You can color code- Red for wants/impulse buys/unexpected expenses, blue for Savings and Green for Needs. You can take out Bank/Credit card statements, for last 3 months and highlight them with these 3 colors to get a fair idea while deliberate planning of this month.
Kakeibo method tell you to write down every expense made as writing down as you go helps you keep an account as well as solidifies each event in your mind. The principle of write to remember/memorize that many of us followed for exams during school days applies here.
Another pro tip would be following the envelope method where in you have to withdraw cash from the ATM and distribute the money into 4 envelopes- Needs, Wants, Culture, Unexpected, so that as you spend cash, you can actually feel the envelope thinning down, forcing you to be careful while during the next expense. If spending in cash is not feasible then jotting down by hand all the digital payments you have made will make you solidify the event in your mind because digital payments do not let you associate fully with the act of spending. The money left at the end of the week can be put in savings envelope.
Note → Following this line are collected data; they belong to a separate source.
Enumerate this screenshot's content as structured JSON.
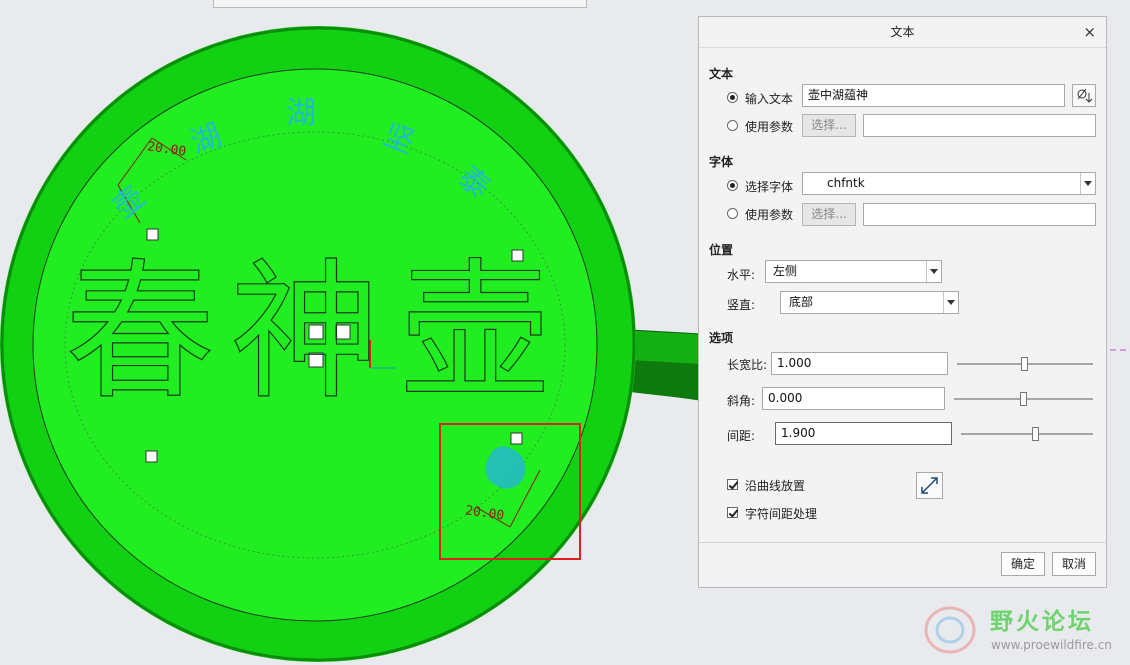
{
  "model_view": {
    "model_texts": {
      "arc_top": [
        "壶",
        "湖",
        "湖",
        "坚",
        "泰"
      ],
      "center": [
        "春",
        "神",
        "壶"
      ],
      "dims": {
        "top_left": "20.00",
        "bottom_right": "20.00"
      }
    },
    "colors": {
      "body": "#19ec19",
      "text_cyan": "#25b9cf",
      "highlight_box": "#e02020",
      "dimension": "#8b1a1a"
    }
  },
  "dialog": {
    "title": "文本",
    "close_glyph": "×",
    "text_section": {
      "heading": "文本",
      "input_text_label": "输入文本",
      "input_text_value": "壶中湖蕴神",
      "use_param_label": "使用参数",
      "select_button": "选择...",
      "param_value": ""
    },
    "font_section": {
      "heading": "字体",
      "select_font_label": "选择字体",
      "font_value": "chfntk",
      "use_param_label": "使用参数",
      "select_button": "选择...",
      "param_value": ""
    },
    "position_section": {
      "heading": "位置",
      "horizontal_label": "水平:",
      "horizontal_value": "左侧",
      "vertical_label": "竖直:",
      "vertical_value": "底部"
    },
    "options_section": {
      "heading": "选项",
      "aspect_label": "长宽比:",
      "aspect_value": "1.000",
      "slant_label": "斜角:",
      "slant_value": "0.000",
      "spacing_label": "间距:",
      "spacing_value": "1.900",
      "along_curve_label": "沿曲线放置",
      "along_curve_checked": true,
      "char_spacing_label": "字符间距处理",
      "char_spacing_checked": true
    },
    "buttons": {
      "ok": "确定",
      "cancel": "取消"
    }
  },
  "watermark": {
    "name": "野火论坛",
    "url": "www.proewildfire.cn"
  }
}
Kakeibo method can be used in synergy with the 50:30:20 method, which basically tells that you should spend 50% of your after-tax income on Needs, things absolutely essential to survive, next 30% to be spent on Wants, it is the stuff that is not essential but it is an expense that makes your day enjoyable, at the same time these activities have cheaper alternatives. The rest of 20% is to be saved for a specific goal. The kakeibo method will help to find out a proportion that is suitable to you since you would be recording each and every transaction and it will encourage you to increase the savings ratio by reducing the wants bucket and rationalizing the needs portion.
A penny saved is a penny earned but it is still just a penny, saving and making your savings work for you while you sleep is equally important.
“Saving is the gap between your ego and your income.” ― Morgan Housel, The Psychology of Money.